Day 248 – Julia

We have a start date.  At long last, I’ve had the acknowledgement that I’m going to be permitted to formally return to my course. It will still be under some restrictions, but they have been reduced to a fairly reasonable level and others are making sure they stay that way.  There’s a defined “worst case scenario” endpoint too, and hopefully we won’t need to use that.  I am still really struggling to let go of the weight of the last 7 months of false starts and frustrating decisions, but now that the uncertainties are down to only about 3, I can make some progress on that hopefully.  For childhood-specific reasons I really struggle with perceived injustice anyway, so being treated like a 7-year-old for no justifiable reason has, it’s fair to say, been difficult.  It will continue to be difficult, as there will be between 1 and 3 people watching my every move and documenting things all the time.  It will make it very difficult for me, and for my patients, to relax and perform well.  But hopefully it will also make me a damned good clinician.  It will give me a lot of hours of 1:1 feedback, So, I’m trying to look at it as a system of being shadowed for my awesomeness rather than a system of someone poised with a pen and waiting to record my every sneeze.  I’m looking at this as a chance to silence critics

Oh, and A has been putting up with me in a legal capacity for 7 years now, which is pretty noteworthy. Give that girl a medal. 

Day 236 – Julia

Well, I was right not to be excited about funding approval. 

1. Whilst I am not grateful that they ignored my now-very-prescient concerns that they hadn’t confirmed they could provide a member of staff for the role they were creating, I am even more glad now that I was frank about my pessimism on Tuesday.

2. Put the dissertation aside and went outside for a bit. Going outside again now.

3. Remembered that I sometimes find nicotine useful in situations like these.

4. Refrained from doing anything violent or illegal.

Day 211 – Julia

Well, the needs assessor was just about as wonderful as any of us could have imagined, so fingers crossed.

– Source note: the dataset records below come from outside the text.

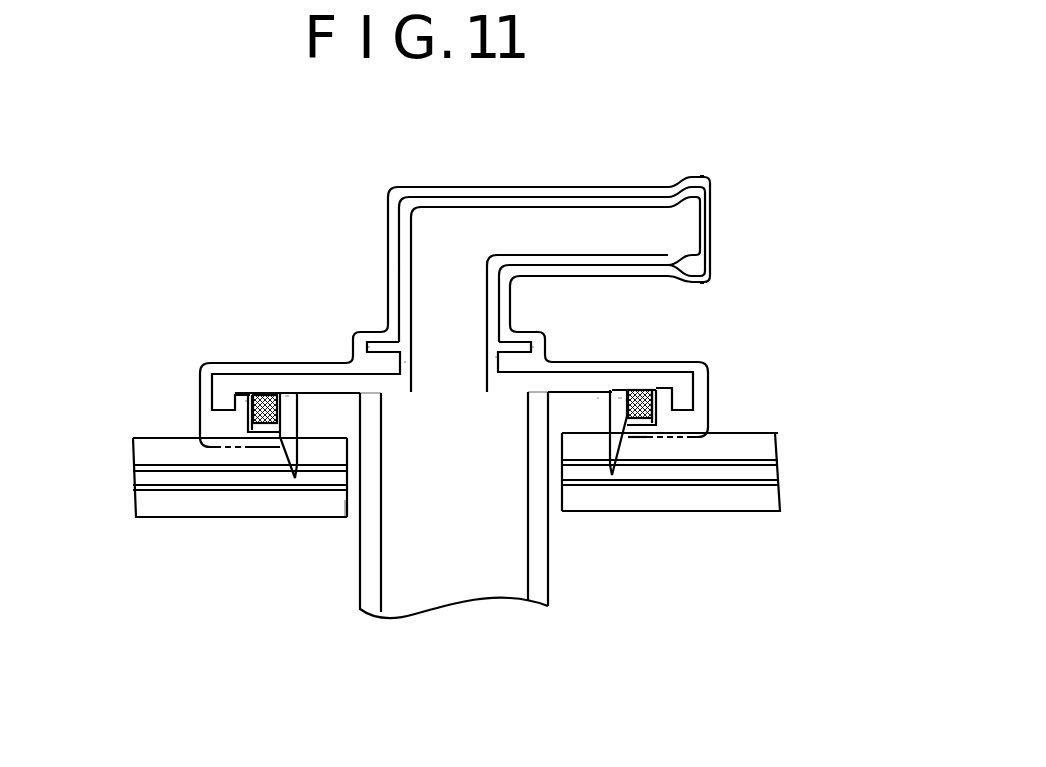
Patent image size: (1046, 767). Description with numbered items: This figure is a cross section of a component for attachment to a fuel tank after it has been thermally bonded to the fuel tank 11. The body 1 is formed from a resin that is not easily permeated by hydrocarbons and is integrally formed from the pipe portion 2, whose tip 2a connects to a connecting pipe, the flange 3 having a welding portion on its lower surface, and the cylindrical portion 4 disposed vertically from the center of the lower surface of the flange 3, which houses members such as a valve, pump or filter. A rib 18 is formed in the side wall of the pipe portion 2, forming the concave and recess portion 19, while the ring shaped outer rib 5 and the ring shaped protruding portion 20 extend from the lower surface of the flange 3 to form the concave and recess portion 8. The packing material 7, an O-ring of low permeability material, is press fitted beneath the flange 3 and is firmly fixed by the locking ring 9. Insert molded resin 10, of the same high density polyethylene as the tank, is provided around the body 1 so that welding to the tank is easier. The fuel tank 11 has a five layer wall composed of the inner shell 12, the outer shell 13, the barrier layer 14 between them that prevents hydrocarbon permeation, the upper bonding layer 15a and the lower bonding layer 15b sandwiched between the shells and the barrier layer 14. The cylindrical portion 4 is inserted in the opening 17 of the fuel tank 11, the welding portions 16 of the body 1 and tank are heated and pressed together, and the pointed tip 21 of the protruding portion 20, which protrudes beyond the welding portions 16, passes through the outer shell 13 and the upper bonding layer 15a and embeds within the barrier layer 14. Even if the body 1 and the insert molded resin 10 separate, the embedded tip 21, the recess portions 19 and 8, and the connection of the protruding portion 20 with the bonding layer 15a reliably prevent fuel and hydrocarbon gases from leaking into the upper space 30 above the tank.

The body 1 is at (358, 161).
The pipe portion 2 is at (512, 200).
The tip 2a is at (712, 195).
The flange 3 is at (247, 385).
The cylindrical portion 4 is at (368, 578).
The outer rib 5 is at (217, 388).
The packing material 7 is at (272, 393).
The concave and recess portion 8 is at (247, 403).
The locking ring 9 is at (250, 433).
The insert molded resin 10 is at (390, 232).
The fuel tank 11 is at (750, 512).
The inner shell 12 is at (155, 513).
The outer shell 13 is at (135, 440).
The barrier layer 14 is at (140, 478).
The upper bonding layer 15a is at (135, 467).
The lower bonding layer 15b is at (140, 491).
The welding portion 16 is at (268, 440).
The opening 17 is at (348, 513).
The rib 18 is at (380, 348).
The concave and recess portion 19 is at (408, 362).
The protruding portion 20 is at (287, 393).
The tip 21 is at (345, 452).
The upper space 30 is at (360, 412).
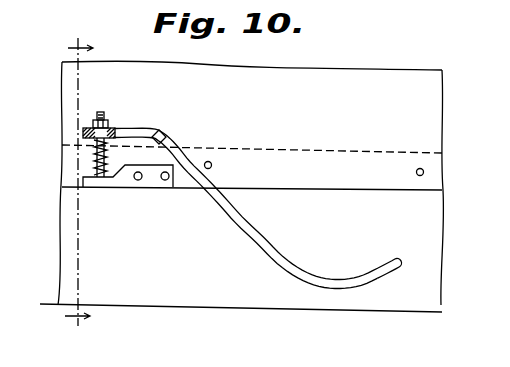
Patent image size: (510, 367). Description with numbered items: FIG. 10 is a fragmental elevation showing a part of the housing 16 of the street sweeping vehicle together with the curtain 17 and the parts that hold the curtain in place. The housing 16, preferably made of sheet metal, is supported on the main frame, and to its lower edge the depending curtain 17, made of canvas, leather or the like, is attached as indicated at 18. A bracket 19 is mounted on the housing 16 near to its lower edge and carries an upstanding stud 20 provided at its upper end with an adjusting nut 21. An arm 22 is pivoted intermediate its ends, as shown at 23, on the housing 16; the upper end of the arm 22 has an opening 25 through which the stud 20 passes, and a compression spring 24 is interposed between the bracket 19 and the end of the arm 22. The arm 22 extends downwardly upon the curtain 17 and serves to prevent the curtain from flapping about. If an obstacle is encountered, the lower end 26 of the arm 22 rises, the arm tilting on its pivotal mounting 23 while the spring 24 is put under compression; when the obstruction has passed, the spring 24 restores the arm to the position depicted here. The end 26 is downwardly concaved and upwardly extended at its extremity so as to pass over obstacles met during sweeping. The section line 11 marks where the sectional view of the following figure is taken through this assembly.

The section line 11- 11 is at (74, 182).
The housing 16 is at (362, 90).
The curtain 17 is at (273, 288).
The attachment of curtain 18 is at (417, 169).
The bracket 19 is at (157, 188).
The stud 20 is at (105, 113).
The adjusting nut 21 is at (110, 127).
The arm 22 is at (274, 255).
The pivotal mounting 23 is at (165, 136).
The compression spring 24 is at (97, 152).
The opening 25 is at (83, 130).
The lower end of arm 26 is at (348, 288).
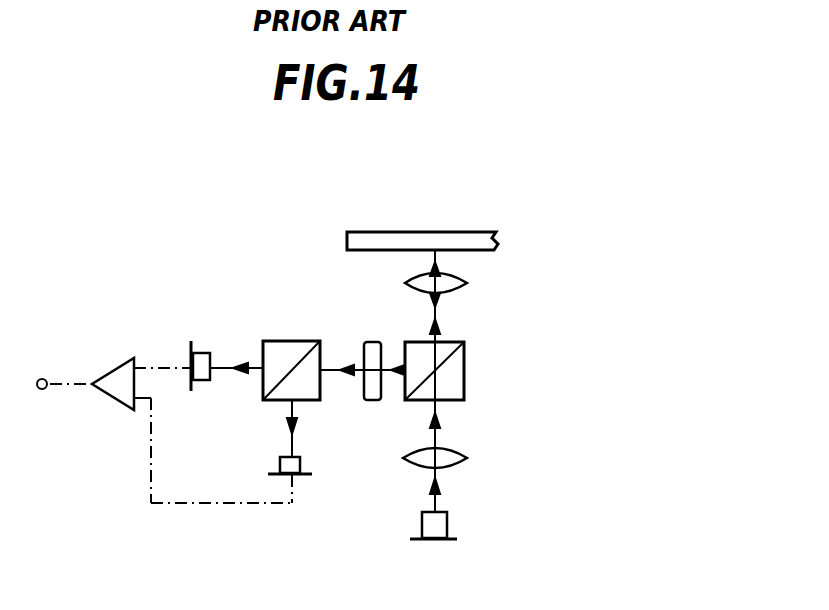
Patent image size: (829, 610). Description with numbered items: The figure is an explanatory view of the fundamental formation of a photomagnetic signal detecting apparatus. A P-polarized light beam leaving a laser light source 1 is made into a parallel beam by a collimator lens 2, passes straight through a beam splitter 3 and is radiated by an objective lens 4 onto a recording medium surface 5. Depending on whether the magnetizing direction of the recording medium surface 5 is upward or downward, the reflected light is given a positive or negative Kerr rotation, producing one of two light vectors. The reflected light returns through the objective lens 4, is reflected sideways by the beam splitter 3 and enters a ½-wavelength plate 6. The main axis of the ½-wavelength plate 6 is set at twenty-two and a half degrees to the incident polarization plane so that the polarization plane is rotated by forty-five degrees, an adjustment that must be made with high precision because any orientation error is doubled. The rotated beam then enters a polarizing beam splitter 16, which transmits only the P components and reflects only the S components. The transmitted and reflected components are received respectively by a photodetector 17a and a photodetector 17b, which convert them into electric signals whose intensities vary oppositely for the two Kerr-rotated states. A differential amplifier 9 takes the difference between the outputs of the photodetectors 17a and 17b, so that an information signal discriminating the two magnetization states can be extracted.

Things started pretty diabolically.  24h after a conversation where I was definitely going to Venue A and 20 minutes after I’d been told by someone else to go to Venue B instead, the clinic director rang to yell at me for not showing up.  Turns out he’d moved the venue without remembering to tell me, so I was furious, in tears and 25 minutes late by the time I arrived in Venue C. The clinic director was furious too, but at least eventually admitted culpability for forgetting about our “go to venue A unless we tell you otherwise” plan.  At this point I hadn’t had a chance to meet the needs assessor and still didn’t know what was expected of me (except that my ability to continue my course was probably at stake) , so it was all a bit like an anxiety exam dream, only real.    Luckily the needs assessor was wonderful and beginning to get a sense of everyone’s frustration levels, so she whole-heartedly agreed that rather than me being thrown straight into what felt like an unknown exam, we could sit down with the door closed for 20 minutes first.  That chat was the most reassuring thing that has happened to me for months, and gave us a logical way forward for the next 2 hours and for the next 2 months. The needs assessor was able to request clarity in places I had failed, and mediate somewhat between us in terms of marrying my specific concerns with their specific concerns. I still respectfully disagree that we need to be on this page at all, but at least we all know where we are and what the plan for the next 2 months is. And I have some things in writing that reassure me greatly. 

So: not a complete fix, there’s no guarantee the proposed way forward will be accepted by any funding bodies, and I am still going to continue to request that other independent people look objectively at how we are defining risk. BUT, the justifications for and reassurances about the proposed system have finally been clarified, and we can agree on the next step at least. Whew.

This is long, a bit cryptic and a lot cumbersome – but I have quite a lot of coursework to catch up on now that I am not writing my own risk assessments for 10h/day, so I think I’ll go do that instead.